Die Beleuchtung des mit hellgrauem Kunststoff verkleidete Ganges hatte sich selbsttätig aktiviert, nachdem sie eingetreten waren. Nach Eingabe des korrekten Zugangscodes, durch Corvin, erfolgte offensichtlich keine weitere Kontrolle, wer den Gang betreten hatte. Zumindest ließ sich das nicht verifizieren.

Nach einer Weile führte der Gang in einer weiten Kurve nach links, um später wieder etwas nach rechts abzuknicken.

Anhand der zuvor an Bord des Frachters ermittelten Entfernung des weitgehend zertrümmerten, ehemaligen Hauptquartiers der Terranischen Flotte und der Schritte, die Dean Corvin stumm in Gedanken mitzählte versuchte der Major zu ermitteln, wann sie ihr Ziel erreicht haben würden. Als er der Meinung war, dass sich der Trupp seinem Ziel unmittelbar angenähert haben musste, gab er Diana Spencer ein Zeichen mit der Hand, etwas hinter ihm zurückzubleiben. Jetzt einige Schritte vor der Frau schritt Corvin etwas vorsichtiger aus.
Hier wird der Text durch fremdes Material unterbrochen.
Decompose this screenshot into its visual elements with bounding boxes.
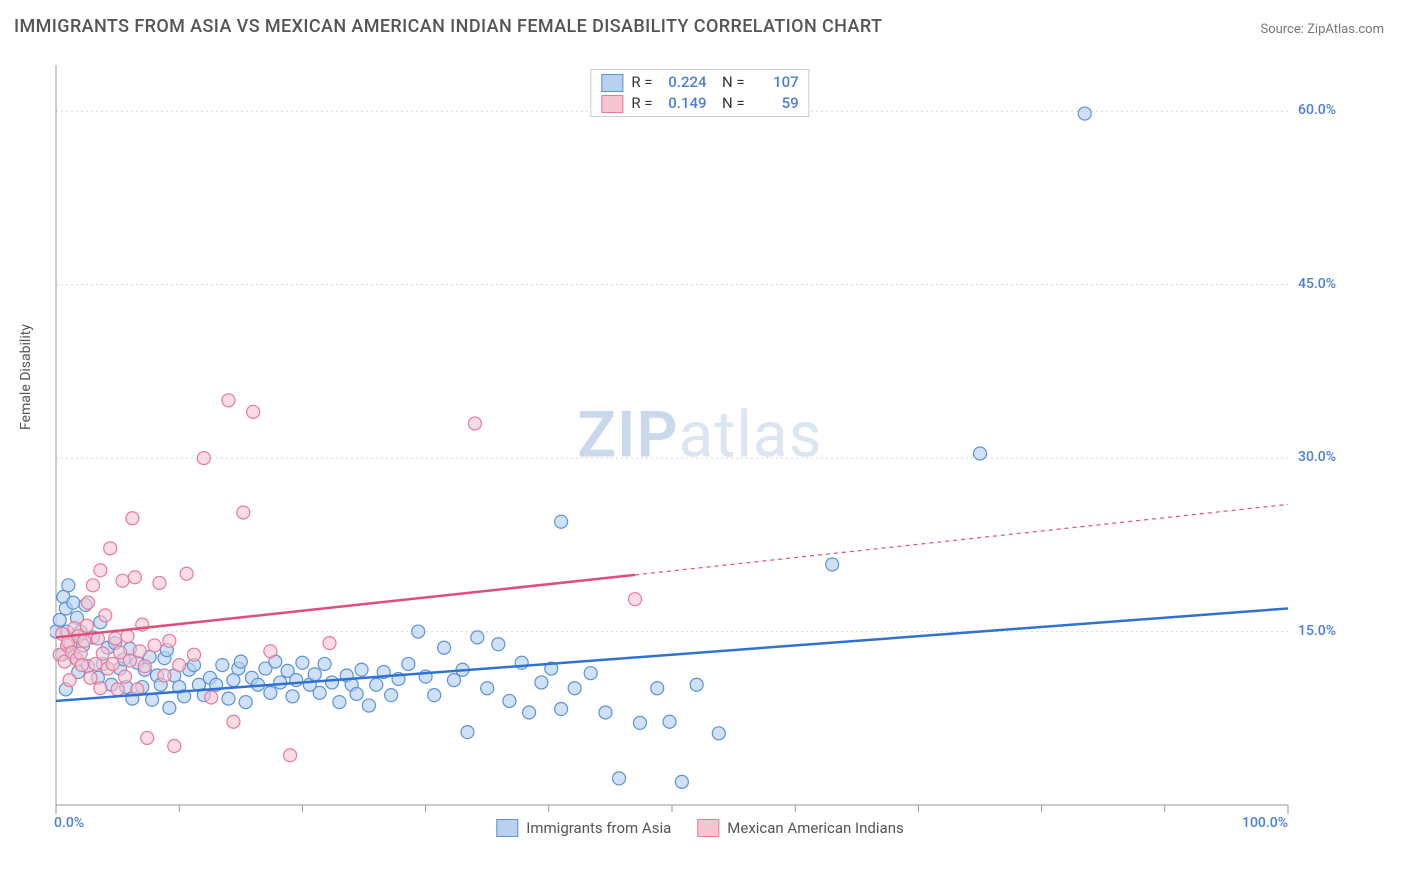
series-legend: Immigrants from Asia Mexican American In… <box>496 819 903 837</box>
legend-swatch <box>601 74 623 92</box>
stats-legend: R = 0.224 N = 107 R = 0.149 N = 59 <box>590 69 809 117</box>
stats-legend-row: R = 0.224 N = 107 <box>601 72 798 93</box>
n-value: 107 <box>753 72 799 93</box>
y-axis-label: Female Disability <box>18 324 34 430</box>
y-tick-label: 15.0% <box>1298 623 1336 639</box>
legend-swatch <box>601 95 623 113</box>
n-value: 59 <box>753 93 799 114</box>
series-legend-label: Mexican American Indians <box>727 819 903 837</box>
series-legend-item: Mexican American Indians <box>697 819 903 837</box>
source-attribution: Source: ZipAtlas.com <box>1260 22 1384 37</box>
y-tick-label: 45.0% <box>1298 276 1336 292</box>
r-value: 0.224 <box>661 72 707 93</box>
series-legend-label: Immigrants from Asia <box>526 819 671 837</box>
series-legend-item: Immigrants from Asia <box>496 819 671 837</box>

Trotz der widrigen Sichtverhältnisse war zu erkennen, dass der Gang, seit seinem Bestehen, noch niemals benutzt worden war denn eine dicke, gleichmäßige Staubschicht lag auf dem Boden, über den sie gingen. Dean Corvin nieste unterdrückt, rümpfte die Nase und murmelte leise: „Eine Seite des Imperiums die der normale Tourist nie zu sehen bekommt.“

Diana Spencer schmunzelte unterdrückt, bei den Worten des Terraners. Allmählich begann sie, sich an den etwas schrägen Humor des Majors zu gewöhnen.

Im nächsten Moment mündete der Gang in eine Treppe mit breiten Stufen und der Trupp schritt immer weiter aufwärts, bis er schließlich abrupt vor Dean Corvin endete.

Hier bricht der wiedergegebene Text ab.